Präsidentschaftswahlen: Gül wird nicht antreten

Der türkische Präsident Abdullah Gül wird nicht für eine zweite Amtszeit kandidieren. Dies gab er vor einem Treffen mit Ministerpräsident Recep Tayyip Erdoğan bekannt. Wer sich stattdessen als Kandidat aufstellen lässt, ist ein offenes Geheimnis.

 

Am Rande einer traditionellen Sportveranstaltungen äußerte sich Präsident Abdullah Gül über eine mögliche zweite Amtszeit:“Ich werde meine Kandidatur nicht bekannt geben (…), meine Amtszeit endet am 28. August“. Er habe diese Entscheidung bereits vor den Wahlen im März Ministerpräsident Erdoğan mitgeteilt.

Es wird erwartet, dass Erdoğans Partei für Gerechtigkeit und Aufschwung (AKP) ihn am Dienstag offiziell als Kandidaten für die Präsidentschaftswahlen im August vorstellt. Laut Verfassung darf der Ministerpräsident nicht ein viertes Mal für sein bisheriges Amt kandidieren.

Als möglicher Nachfolger von Erdoğan werde Abdullah Gül gehandelt, berichtet Daily Sabah. „Dies sind Dinge, die wir später untereinander besprechen werden“, so Gül.

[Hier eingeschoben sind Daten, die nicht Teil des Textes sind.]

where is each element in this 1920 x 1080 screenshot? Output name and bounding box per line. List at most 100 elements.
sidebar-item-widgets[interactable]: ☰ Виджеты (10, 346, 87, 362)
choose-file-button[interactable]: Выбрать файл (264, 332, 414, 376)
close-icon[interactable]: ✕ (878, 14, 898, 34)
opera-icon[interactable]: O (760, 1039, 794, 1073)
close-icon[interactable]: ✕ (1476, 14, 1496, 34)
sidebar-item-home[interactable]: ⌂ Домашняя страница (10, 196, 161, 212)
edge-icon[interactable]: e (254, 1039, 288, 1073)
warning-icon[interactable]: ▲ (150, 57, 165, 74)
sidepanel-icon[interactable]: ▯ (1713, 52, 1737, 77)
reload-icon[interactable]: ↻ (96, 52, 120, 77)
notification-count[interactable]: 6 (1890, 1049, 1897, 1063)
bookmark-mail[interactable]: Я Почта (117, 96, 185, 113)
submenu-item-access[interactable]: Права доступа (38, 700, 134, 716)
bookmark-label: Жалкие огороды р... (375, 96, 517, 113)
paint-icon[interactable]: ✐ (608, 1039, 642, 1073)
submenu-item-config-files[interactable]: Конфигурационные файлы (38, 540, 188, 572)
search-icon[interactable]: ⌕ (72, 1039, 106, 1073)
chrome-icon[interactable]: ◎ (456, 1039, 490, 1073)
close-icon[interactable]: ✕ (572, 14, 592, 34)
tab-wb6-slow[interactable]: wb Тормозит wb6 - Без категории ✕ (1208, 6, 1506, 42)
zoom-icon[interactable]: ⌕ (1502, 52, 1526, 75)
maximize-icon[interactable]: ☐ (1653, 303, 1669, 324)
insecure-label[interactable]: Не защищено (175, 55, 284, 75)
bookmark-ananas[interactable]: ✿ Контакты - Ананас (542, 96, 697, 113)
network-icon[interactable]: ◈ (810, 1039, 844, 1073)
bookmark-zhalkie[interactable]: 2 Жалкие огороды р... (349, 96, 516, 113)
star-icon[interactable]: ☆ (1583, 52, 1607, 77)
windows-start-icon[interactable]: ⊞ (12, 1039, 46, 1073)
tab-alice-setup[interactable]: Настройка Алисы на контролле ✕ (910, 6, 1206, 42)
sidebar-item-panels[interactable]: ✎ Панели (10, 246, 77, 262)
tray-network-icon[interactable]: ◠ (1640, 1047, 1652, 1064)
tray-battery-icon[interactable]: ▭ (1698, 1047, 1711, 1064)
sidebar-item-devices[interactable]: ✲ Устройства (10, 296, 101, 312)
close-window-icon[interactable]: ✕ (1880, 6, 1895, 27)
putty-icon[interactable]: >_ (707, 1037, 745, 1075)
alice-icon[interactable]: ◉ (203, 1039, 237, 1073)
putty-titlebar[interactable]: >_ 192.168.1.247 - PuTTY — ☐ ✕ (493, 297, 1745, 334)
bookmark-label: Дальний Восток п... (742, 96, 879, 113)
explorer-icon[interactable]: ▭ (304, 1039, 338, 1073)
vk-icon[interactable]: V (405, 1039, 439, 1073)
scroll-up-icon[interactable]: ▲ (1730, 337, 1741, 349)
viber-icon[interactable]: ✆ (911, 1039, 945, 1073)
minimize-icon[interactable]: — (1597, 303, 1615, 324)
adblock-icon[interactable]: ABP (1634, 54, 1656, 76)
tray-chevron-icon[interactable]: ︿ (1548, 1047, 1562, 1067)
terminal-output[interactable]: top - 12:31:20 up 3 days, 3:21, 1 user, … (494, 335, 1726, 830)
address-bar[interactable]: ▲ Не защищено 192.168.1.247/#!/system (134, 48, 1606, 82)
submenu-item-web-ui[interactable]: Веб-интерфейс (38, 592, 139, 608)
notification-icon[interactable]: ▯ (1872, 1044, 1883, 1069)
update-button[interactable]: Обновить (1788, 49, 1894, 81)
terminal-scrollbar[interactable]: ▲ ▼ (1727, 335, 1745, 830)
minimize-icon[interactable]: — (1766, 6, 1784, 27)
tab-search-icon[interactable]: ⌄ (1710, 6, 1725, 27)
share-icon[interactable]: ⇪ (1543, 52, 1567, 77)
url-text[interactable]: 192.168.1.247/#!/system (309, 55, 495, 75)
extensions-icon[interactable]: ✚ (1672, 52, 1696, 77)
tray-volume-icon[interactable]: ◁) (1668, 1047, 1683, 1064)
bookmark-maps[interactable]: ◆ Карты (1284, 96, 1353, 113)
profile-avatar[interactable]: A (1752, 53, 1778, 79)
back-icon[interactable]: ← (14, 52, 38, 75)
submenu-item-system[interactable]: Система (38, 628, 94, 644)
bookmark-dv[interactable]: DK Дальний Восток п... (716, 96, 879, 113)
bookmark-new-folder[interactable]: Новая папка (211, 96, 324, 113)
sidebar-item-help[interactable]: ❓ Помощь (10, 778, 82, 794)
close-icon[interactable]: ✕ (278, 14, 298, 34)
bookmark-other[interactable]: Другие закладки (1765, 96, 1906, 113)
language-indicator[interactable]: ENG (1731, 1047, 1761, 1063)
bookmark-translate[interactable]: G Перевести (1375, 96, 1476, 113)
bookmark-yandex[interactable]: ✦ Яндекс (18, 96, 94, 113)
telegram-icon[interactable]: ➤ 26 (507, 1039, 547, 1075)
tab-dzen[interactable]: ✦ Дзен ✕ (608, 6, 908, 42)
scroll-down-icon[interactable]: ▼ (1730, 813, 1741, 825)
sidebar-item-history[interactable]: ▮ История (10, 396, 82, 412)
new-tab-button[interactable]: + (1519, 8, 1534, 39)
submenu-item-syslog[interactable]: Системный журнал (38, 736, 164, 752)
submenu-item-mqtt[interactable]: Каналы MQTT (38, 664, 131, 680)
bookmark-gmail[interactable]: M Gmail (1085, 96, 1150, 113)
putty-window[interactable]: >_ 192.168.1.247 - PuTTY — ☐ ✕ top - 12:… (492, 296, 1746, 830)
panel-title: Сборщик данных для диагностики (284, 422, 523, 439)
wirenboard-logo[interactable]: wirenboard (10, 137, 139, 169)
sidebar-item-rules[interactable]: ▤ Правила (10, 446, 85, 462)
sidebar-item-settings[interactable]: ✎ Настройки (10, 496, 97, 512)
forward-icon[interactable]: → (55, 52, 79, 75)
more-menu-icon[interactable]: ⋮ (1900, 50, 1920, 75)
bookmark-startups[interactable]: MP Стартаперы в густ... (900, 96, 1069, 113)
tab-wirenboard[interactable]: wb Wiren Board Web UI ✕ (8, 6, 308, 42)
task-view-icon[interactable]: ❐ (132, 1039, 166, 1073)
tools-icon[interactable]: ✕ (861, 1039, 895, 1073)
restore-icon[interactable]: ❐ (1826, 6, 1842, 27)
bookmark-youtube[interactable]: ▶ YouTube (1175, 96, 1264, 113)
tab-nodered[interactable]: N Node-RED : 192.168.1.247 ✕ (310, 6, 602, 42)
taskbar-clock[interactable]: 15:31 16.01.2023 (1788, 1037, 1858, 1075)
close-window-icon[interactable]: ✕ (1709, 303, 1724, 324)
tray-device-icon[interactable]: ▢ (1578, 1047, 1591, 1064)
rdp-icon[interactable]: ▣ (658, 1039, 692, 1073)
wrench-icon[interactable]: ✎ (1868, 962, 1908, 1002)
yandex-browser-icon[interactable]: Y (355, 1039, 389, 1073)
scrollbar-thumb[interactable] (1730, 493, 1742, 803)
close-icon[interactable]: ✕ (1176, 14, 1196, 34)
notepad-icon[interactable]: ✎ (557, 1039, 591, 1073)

Gül ist Mitbegründer der AKP. Er habe keine politischen Pläne für die Zukunft. Einen Amtstausch zwischen den Positionen schloss Präsident Gül aus (mehr hier).

Der Präsident in der Türkei hat eine weitestgehend repräsentative Funktion. Erdoğan kündigte bereits an, dass er bei einem möglichen Wahlsieg von all seinen Rechten Gebrauch machen werde. Dies könne zu einem Konflikt zwischen Gül und Erdoğan führen, so das Blatt weiter. Bereits in der Vergangenheit haben die beiden Politiker ihren Diskurs öffentlich ausgetragen (mehr hier).

Der Gegenkandidat der Opposition steht bereits fest: Es ist Ekmeleddin İhsanoğlu, ein türkischer Chemiker und Wissenschaftshistoriker. Er war langjähriger Direktor des Forschungszentrums für Islamische Geschichte, Kunst und Kultur (IRCICA) und Generalsekretär der Organisation der Islamischen Konferenz (OIC).